Des responsables de l’administration Trump ont secrètement négocié avec Diosdado Cabello, ministre de l’Intérieur du Venezuela, plusieurs mois avant la tentative de destitution de Nicolás Maduro. Ces contacts, qui se sont poursuivis après l’opération américaine, révèlent une stratégie complexe visant à maintenir la stabilité dans le pays sud-américain, selon des sources proches du dossier.

Les autorités américaines ont averti Cabello, âgé de 62 ans, de ne pas mobiliser les services de sécurité et les militants du parti au pouvoir qu’il supervise contre l’opposition vénézuélienne, ont indiqué quatre sources. Cet appareil de sécurité, qui englobe les services de renseignement, la police et l’armée, est resté largement intact malgré l’opération américaine du 3 janvier.

Cabello figure également dans l’acte d’accusation américain pour trafic de drogue utilisé pour justifier les sanctions contre Maduro, mais n’a pas été arrêté dans le cadre de cette opération. Les États-Unis lui reprochent notamment d’être une figure clé du « Cartel des Soleils », un réseau de trafic de drogue vénézuélien lié à des membres du gouvernement.

Ces communications, qui n’avaient pas été rendues publiques jusqu’à présent, remontent aux débuts de l’administration Trump et se sont intensifiées dans les semaines précédant la tentative de destitution de Maduro.
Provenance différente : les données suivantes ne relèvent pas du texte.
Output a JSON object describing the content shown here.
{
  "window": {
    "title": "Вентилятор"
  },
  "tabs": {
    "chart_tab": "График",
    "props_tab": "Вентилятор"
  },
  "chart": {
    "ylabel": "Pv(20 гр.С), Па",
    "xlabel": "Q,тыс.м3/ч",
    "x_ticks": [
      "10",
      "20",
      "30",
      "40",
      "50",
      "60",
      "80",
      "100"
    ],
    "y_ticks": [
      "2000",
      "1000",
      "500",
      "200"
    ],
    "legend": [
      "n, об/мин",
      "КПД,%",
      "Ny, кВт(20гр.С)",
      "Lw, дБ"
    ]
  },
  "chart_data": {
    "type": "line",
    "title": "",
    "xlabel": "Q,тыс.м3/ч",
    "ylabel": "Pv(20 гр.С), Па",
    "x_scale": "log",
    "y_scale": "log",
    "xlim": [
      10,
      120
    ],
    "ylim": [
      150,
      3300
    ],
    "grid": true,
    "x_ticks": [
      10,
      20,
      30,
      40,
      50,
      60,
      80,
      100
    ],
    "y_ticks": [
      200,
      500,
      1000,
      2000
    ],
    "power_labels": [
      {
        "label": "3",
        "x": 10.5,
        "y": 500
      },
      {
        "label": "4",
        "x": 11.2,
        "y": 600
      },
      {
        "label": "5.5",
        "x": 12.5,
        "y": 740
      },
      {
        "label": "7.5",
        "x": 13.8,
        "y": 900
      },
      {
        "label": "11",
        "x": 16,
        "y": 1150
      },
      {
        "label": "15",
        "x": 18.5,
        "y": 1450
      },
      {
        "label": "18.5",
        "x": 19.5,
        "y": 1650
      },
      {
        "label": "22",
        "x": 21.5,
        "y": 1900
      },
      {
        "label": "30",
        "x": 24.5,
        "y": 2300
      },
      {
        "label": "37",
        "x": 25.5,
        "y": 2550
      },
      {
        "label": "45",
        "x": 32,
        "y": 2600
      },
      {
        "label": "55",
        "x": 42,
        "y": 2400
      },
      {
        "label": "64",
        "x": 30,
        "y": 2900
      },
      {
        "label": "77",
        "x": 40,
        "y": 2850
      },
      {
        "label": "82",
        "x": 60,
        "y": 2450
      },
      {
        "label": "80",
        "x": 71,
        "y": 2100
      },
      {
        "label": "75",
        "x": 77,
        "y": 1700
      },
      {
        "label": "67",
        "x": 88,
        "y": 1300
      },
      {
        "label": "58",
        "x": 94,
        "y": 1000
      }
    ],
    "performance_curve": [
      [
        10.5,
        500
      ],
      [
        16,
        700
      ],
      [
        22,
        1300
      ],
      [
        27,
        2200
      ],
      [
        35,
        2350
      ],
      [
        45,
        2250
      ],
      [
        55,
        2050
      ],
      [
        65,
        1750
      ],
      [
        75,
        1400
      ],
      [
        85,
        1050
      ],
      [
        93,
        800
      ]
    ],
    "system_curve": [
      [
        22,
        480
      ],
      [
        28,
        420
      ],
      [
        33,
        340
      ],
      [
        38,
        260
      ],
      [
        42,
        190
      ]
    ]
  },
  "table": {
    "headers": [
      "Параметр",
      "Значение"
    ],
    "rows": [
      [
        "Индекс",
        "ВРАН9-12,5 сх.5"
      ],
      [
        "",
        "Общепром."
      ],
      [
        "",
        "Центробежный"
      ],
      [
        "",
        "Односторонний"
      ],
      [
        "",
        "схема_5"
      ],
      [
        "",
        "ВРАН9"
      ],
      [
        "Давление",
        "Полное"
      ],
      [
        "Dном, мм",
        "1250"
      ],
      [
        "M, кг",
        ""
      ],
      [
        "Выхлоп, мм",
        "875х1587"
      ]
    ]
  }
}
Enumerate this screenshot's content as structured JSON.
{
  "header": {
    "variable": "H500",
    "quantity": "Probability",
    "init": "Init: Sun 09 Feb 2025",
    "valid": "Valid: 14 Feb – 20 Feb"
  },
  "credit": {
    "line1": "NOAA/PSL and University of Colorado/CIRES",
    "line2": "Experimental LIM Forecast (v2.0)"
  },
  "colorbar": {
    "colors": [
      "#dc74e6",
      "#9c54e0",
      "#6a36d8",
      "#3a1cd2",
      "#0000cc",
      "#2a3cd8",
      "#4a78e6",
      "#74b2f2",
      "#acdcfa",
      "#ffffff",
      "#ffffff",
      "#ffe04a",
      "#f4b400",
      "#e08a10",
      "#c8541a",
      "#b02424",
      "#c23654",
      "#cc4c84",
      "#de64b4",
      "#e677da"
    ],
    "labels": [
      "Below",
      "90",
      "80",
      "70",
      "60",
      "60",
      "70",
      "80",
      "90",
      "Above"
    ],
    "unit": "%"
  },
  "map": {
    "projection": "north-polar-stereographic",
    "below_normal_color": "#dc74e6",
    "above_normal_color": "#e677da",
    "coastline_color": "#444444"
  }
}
L’administration américaine est restée en contact avec Cabello même après l’éviction de Maduro, ont précisé quatre personnes.

Selon une source informée des préoccupations américaines, si Cabello décidait de mobiliser les forces sous son contrôle, il pourrait provoquer le chaos que Trump cherche à éviter et menacer le pouvoir de Delcy Rodríguez, la présidente par intérim.

Il n’est pas clair si les conversations entre l’administration Trump et Cabello ont porté sur la future gouvernance du Venezuela, ni si le puissant responsable chaviste a tenu compte des avertissements de Washington. Cependant, il a publiquement promis son soutien à Rodríguez, une attitude que Trump a jusqu’à présent saluée.

Bien que Rodríguez soit considérée par les États-Unis comme un élément clé de la stratégie de Trump pour le Venezuela post-Maduro, Cabello est largement perçu comme détenant le pouvoir de faire avorter ces plans. Les deux figures opèrent au sein du gouvernement, du corps législatif et du parti socialiste au pouvoir depuis des années, mais ne sont pas considérées comme des alliées proches.

Cabello, ancien officier militaire, exerce une influence considérable sur les agences de contre-espionnage militaires et civiles du pays, qui mènent des activités de surveillance intérieure à grande échelle. Il est également étroitement associé aux milices progouvernementales, notamment les « collectifs », des groupes de civils armés qui se déplacent à moto et ont été déployés pour réprimer les manifestations.

Le ministre vénézuélien a été en contact avec l’administration Trump, directement et par l’intermédiaire d’intermédiaires, a déclaré une source proche des discussions.

En 2020, les États-Unis ont offert une récompense de 10 millions de dollars pour la capture de Cabello, puis l’ont augmentée à 25 millions de dollars. Cabello a publiquement nié toute implication dans le trafic de drogue.

Dans les jours qui ont suivi la tentative de destitution de Maduro, Cabello a dénoncé l’intervention américaine, affirmant dans un discours que « le Venezuela ne se rendra pas ». Les rapports indiquent que les contrôles de sécurité, effectués par des membres des forces de l’ordre en uniforme ou par des civils, se sont raréfiés ces derniers jours. Trump et le régime vénézuélien ont annoncé la libération de plusieurs prisonniers politiques.

Le régime a affirmé que Cabello, en tant que ministre de l’Intérieur, supervisait cet effort. Cependant, les organisations de défense des droits de l’homme soulignent que les libérations progressent très lentement et que des centaines de personnes restent détenues injustement.